Instructions for the completion of East Indiamen’s Journals mid 18th century




Source: BL: IOR: L/MAR/B/549A - Journal of the ANSON - 21st October 1746 to 3rd September 1747


Logg-Book for the Ship



          Capt. Charles Foulis .......................................Commander of the

Ship Anson .......................................or to the Commander for the Time




THE Honourable Court of Directors of the United Company of Merchants of

England, Trading to the Eaft-Indies, have ordered me to fend you this Logg-

Book, in which, purfuant to the Inftructions given you by the faid Court, you

are to take care, that a full, true, and exact Account of the Ship’s Run and

Courfe, with the Winds and Weather, and all Occurencies, Accidents and

Obfervations that fhall happen or be made during the Voyage, from Time of

the Ship’s firft taking in Goods till the Time of her being completely unladen

at her Return, be duly entered every Day at Noon, in a fair and legible Manner:

And that the Officer commanding the Watch from Eight o’Clock till Noon, do,

before he dines, fign his Name at length to every Day’s Logg fo entered, and if

any Miftake fhould happen in copying the Logg into this Book, you are not to

fuffer fuch Miftake to be blotted out or erafed, but that it be corrected by writing

againft it. You are to take care that this Book remain in a proper Place to be

copied by an Officer, or other Perfon keeping a Journal on Board the Ship till

Four in the Afternoon. And that it be kept at all times in fuch a Manner, as to be

faved if poffible, in cafe of the Ship’s Lofs.
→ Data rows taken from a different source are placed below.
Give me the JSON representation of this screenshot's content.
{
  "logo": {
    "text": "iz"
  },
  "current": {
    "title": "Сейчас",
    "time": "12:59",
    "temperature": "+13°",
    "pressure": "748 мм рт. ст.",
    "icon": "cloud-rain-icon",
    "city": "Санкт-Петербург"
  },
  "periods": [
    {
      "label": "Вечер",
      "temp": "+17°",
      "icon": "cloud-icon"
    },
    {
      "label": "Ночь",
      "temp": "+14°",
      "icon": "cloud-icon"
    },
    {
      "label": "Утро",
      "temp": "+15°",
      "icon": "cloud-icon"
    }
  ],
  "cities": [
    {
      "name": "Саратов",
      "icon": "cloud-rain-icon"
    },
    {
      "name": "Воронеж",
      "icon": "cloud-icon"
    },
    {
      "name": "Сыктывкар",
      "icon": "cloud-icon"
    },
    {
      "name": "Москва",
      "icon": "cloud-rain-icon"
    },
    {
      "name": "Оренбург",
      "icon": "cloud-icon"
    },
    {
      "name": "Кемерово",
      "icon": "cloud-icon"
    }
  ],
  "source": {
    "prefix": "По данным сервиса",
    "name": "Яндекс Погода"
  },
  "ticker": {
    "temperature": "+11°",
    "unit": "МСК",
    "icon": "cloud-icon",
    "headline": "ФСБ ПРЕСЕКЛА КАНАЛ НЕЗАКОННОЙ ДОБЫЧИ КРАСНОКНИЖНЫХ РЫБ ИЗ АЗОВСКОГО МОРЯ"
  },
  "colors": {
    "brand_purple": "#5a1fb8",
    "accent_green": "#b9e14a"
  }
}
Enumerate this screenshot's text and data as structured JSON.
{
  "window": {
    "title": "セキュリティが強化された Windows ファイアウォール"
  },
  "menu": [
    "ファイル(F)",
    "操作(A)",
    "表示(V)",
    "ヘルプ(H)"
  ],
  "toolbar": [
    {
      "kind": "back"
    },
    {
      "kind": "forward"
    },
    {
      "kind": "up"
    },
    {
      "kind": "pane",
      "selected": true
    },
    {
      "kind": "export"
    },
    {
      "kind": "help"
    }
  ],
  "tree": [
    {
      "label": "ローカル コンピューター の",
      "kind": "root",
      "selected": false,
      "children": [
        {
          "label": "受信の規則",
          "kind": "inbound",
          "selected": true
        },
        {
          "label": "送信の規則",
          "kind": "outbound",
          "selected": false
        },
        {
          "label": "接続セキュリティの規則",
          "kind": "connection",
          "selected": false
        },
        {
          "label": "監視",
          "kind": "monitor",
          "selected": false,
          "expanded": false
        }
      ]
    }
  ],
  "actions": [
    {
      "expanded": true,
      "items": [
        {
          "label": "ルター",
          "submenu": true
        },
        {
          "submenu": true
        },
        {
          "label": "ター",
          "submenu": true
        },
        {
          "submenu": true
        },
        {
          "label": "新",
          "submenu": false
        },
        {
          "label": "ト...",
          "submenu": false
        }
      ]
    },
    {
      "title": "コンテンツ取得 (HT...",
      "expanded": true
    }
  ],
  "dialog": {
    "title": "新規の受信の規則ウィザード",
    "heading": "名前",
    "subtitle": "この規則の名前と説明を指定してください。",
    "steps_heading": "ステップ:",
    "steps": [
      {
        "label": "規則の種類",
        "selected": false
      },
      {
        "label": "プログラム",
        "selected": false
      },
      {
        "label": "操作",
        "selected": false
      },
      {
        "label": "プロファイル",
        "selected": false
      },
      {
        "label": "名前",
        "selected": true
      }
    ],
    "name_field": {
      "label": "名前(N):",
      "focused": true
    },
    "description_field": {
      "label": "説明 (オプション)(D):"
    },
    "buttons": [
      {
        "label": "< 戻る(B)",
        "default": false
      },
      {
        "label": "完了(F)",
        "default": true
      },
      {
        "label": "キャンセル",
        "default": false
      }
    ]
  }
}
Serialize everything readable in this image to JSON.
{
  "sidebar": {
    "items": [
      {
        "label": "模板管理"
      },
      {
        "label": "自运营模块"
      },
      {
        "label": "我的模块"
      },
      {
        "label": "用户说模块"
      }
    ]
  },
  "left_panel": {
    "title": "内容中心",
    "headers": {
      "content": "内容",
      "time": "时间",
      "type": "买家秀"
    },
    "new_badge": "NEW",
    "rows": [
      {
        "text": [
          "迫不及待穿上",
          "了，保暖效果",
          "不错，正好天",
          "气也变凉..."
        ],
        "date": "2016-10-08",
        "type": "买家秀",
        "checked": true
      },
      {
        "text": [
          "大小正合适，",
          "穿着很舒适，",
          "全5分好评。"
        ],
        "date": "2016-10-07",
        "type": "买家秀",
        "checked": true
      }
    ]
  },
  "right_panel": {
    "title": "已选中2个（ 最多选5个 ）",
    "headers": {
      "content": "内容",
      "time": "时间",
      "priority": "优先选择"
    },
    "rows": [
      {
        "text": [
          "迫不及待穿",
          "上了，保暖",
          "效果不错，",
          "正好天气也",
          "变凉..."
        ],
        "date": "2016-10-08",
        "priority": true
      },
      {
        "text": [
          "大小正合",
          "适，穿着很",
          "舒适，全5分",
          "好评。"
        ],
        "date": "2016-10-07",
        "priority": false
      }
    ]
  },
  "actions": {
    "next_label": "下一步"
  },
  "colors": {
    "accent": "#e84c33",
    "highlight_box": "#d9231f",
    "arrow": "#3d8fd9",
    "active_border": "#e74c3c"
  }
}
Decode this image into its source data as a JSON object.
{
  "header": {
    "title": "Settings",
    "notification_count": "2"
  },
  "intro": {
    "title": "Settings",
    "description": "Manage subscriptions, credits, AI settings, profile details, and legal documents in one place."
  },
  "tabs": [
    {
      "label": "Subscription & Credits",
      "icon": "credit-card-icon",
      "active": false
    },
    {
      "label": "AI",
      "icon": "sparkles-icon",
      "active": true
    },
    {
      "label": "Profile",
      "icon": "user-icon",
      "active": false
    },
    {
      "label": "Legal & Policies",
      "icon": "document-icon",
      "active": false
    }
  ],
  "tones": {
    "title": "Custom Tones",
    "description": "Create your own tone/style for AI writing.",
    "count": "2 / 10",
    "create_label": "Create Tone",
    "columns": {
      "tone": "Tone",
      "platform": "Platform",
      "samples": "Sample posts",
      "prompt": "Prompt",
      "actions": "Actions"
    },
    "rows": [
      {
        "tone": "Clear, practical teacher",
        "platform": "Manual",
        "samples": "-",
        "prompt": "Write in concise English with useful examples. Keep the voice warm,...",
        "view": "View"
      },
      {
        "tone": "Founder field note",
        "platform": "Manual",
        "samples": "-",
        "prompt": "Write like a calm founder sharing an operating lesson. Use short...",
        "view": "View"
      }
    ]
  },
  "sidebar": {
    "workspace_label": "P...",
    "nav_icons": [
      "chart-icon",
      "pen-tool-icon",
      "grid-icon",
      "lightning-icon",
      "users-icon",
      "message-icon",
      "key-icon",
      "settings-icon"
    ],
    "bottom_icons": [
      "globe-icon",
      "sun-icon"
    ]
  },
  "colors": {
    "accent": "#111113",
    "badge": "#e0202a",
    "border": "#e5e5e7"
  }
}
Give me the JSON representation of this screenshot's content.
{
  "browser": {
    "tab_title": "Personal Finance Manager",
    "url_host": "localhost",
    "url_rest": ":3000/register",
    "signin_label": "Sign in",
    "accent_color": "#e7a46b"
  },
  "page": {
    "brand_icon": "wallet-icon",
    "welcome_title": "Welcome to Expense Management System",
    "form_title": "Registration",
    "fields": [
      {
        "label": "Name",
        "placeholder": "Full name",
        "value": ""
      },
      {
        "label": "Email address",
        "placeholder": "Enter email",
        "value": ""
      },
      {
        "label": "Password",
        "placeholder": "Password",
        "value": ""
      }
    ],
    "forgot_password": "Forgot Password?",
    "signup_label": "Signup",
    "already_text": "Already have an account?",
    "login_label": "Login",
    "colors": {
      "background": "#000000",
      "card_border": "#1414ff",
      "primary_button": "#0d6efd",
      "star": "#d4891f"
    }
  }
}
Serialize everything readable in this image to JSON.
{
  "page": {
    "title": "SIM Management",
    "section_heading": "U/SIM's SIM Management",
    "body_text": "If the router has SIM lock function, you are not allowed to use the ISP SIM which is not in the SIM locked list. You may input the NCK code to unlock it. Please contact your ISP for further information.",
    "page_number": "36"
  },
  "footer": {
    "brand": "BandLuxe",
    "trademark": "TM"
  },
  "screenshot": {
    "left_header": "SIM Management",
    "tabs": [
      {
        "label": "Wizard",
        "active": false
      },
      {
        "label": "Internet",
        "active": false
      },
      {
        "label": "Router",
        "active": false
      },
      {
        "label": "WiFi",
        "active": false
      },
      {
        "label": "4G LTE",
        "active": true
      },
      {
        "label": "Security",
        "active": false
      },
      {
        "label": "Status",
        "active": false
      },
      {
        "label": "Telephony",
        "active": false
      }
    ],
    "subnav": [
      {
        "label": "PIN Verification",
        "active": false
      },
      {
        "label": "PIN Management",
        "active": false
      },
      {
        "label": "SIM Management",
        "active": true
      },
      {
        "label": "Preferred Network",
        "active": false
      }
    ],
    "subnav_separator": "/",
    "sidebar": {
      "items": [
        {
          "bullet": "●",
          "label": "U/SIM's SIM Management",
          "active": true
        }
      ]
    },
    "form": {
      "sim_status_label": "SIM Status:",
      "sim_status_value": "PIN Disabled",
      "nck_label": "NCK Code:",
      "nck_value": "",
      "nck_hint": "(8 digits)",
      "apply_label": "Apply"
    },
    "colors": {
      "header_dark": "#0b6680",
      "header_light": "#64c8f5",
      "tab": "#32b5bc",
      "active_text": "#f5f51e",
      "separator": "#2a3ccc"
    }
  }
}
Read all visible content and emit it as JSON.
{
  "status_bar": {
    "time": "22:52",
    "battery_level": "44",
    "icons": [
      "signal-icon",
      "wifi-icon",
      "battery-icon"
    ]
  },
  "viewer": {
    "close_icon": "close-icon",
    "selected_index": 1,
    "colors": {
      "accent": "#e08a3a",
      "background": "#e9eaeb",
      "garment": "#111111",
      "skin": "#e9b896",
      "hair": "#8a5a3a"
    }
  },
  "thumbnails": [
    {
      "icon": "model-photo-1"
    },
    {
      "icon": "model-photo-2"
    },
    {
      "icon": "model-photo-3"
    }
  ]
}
And you are likewife to take care,

that this Book be delivered, together with your own and the Chief Mate’s Original

Journals, to the faid Honourable Court, at your Return to England.

                                                  I am,

Eaft-India-Houfe,                                 Sir,

21st October 1746.                               Your humble Servant,

                                                                      Robt. James --



Bernard Forrester, her chief mate, signed the entries each day. The last entry was made on Tuesday 1st September 1747. In researching this Indiaman I found this rather disappointing, due to the events of the following day. As detailed in published works, having discharged her cargo safely in Bombay, she had ventured back out and unfortunately, had not been warned of two roving French privateers: Appollon (50 guns) and Anglesea (40 guns). Just outside the harbour she was set upon. Giving battle, in spite of being greatly outgunned (the Anson sporting 28 guns), Captain Foulis had the commercial presence of mind to offload his despatches and ‘treasure’, before being overwhelmed and captured. For the rescue of the goodies, the Company subsequently awarded Charles Foulis £400 per year. Nevertheless, none of the accounts that I have read explains properly the apparent failures that allowed for her capture.